AB prepress abstract - doi: 10.3354/ab00072
Exploitation of rocky intertidal grazers: population status and potential impacts on community structure and functioning
Gustavo M. Martins*, Stuart R. Jenkins, Stephen J. Hawkins, Ana I. Neto, Richard C. Thompson
ABSTRACT: A wide range of anthropogenic activities are impacting on the ecology of coastal areas. Exploitation of marine resources is one such activity which, through cascading trophic effects, can have influences well beyond that of the target species.
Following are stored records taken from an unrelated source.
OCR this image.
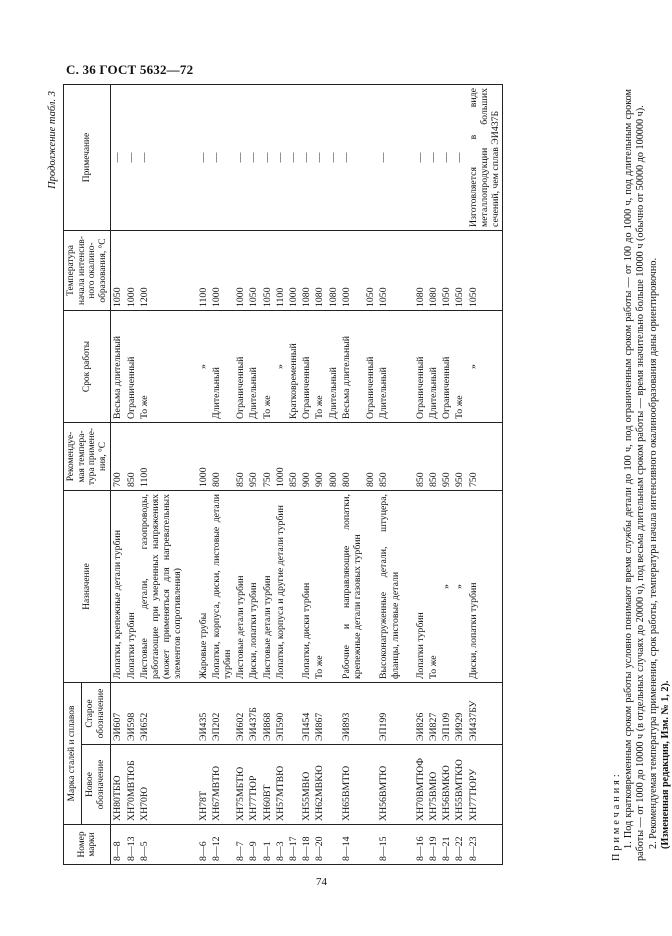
С. 36 ГОСТ 5632—72
Продолжение табл. 3
Номер марки	Марка сталей и сплавов		Назначение	Рекомендуе-мая темпера-тура примене-ния, °С	Срок работы	Температура начала интенсив-ного окалино-образования, °С	Примечание
	Новое обозначение	Старое обозначение					
8—8	ХН80ТБЮ	ЭИ607	Лопатки, крепежные детали турбин	700	Весьма длительный	1050	—
8—13	ХН70МВТЮБ	ЭИ598	Лопатки турбин	850	Ограниченный	1000	—
8—5	ХН70Ю	ЭИ652	Листовые детали, газопроводы, работающие при умеренных напряжениях (может применяться для нагревательных элементов сопротивления)	1100	То же	1200	—

8—6	ХН78Т	ЭИ435	Жаровые трубы	1000	»	1100	—
8—12	ХН67МВТЮ	ЭП202	Лопатки, корпуса, диски, листовые детали турбин	800	Длительный	1000	—
8—7	ХН75МБТЮ	ЭИ602	Листовые детали турбин	850	Ограниченный	1000	—
8—9	ХН77ТЮР	ЭИ437Б	Диски, лопатки турбин	950	Длительный	1050	—
8—1	ХН60ВТ	ЭИ868	Листовые детали турбин	750	То же	1050	—
8—3	ХН57МТВЮ	ЭП590	Лопатки, корпуса и другие детали турбин	1000	»	1100	—
8—17				850	Кратковременный	1000	—
8—18	ХН55МВЮ	ЭП454	Лопатки, диски турбин	900	Ограниченный	1080	—
8—20	ХН62МВКЮ	ЭИ867	То же	900	То же	1080	—
				800	Длительный	1080	—
8—14	ХН65ВМТЮ	ЭИ893	Рабочие и направляющие лопатки, крепежные детали газовых турбин	800	Весьма длительный	1000	—
				800	Ограниченный	1050	
8—15	ХН56ВМТЮ	ЭП199	Высоконагруженные детали, штуцера, фланцы, листовые детали	850	Длительный	1050	—

8—16	ХН70ВМТЮФ	ЭИ826	Лопатки турбин	850	Ограниченный	1080	—
8—19	ХН75ВМЮ	ЭИ827	То же	850	Длительный	1080	—
8—21	ХН56ВМКЮ	ЭП109	»	950	Ограниченный	1050	—
8—22	ХН55ВМТКЮ	ЭИ929	»	950	То же	1050	—
8—23	ХН77ТЮРУ	ЭИ437БУ	Диски, лопатки турбин	750	»	1050	Изготовляется в виде металлопродукции больших сечений, чем сплав ЭИ437Б

Примечания: 1. Под кратковременным сроком работы условно понимают время службы детали до 100 ч, под ограниченным сроком работы — от 100 до 1000 ч, под длительным сроком работы — от 1000 до 10000 ч (в отдельных случаях до 20000 ч), под весьма длительным сроком работы — время значительно больше 10000 ч (обычно от 50000 до 100000 ч). 2. Рекомендуемая температура применения, срок работы, температура начала интенсивного окалинообразования даны ориентировочно. (Измененная редакция, Изм. № 1, 2).

74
We investigated the mid-rocky shore community structure of the Azores archipelago, a seldom studied habitat, and where there is a local tradition of exploiting limpets, the main intertidal grazers. Limpet population structure differed among islands and there was an inverse relationship between the abundance of larger limpets and the human population per coastal perimeter, but not the associated catch data. At small scales of resolution (quadrats), there was a negative relationship between the cover of algae and limpets and a positive relationship between barnacles and limpets. This relationship was also apparent at the larger scale of islands as a function of the gradient of exploitation. Our results show how natural habitat fragmentation may be useful where the experimental test of hypothesis is not possible and provides evidence for the trophic cascading effects of organism removal at landscape scales.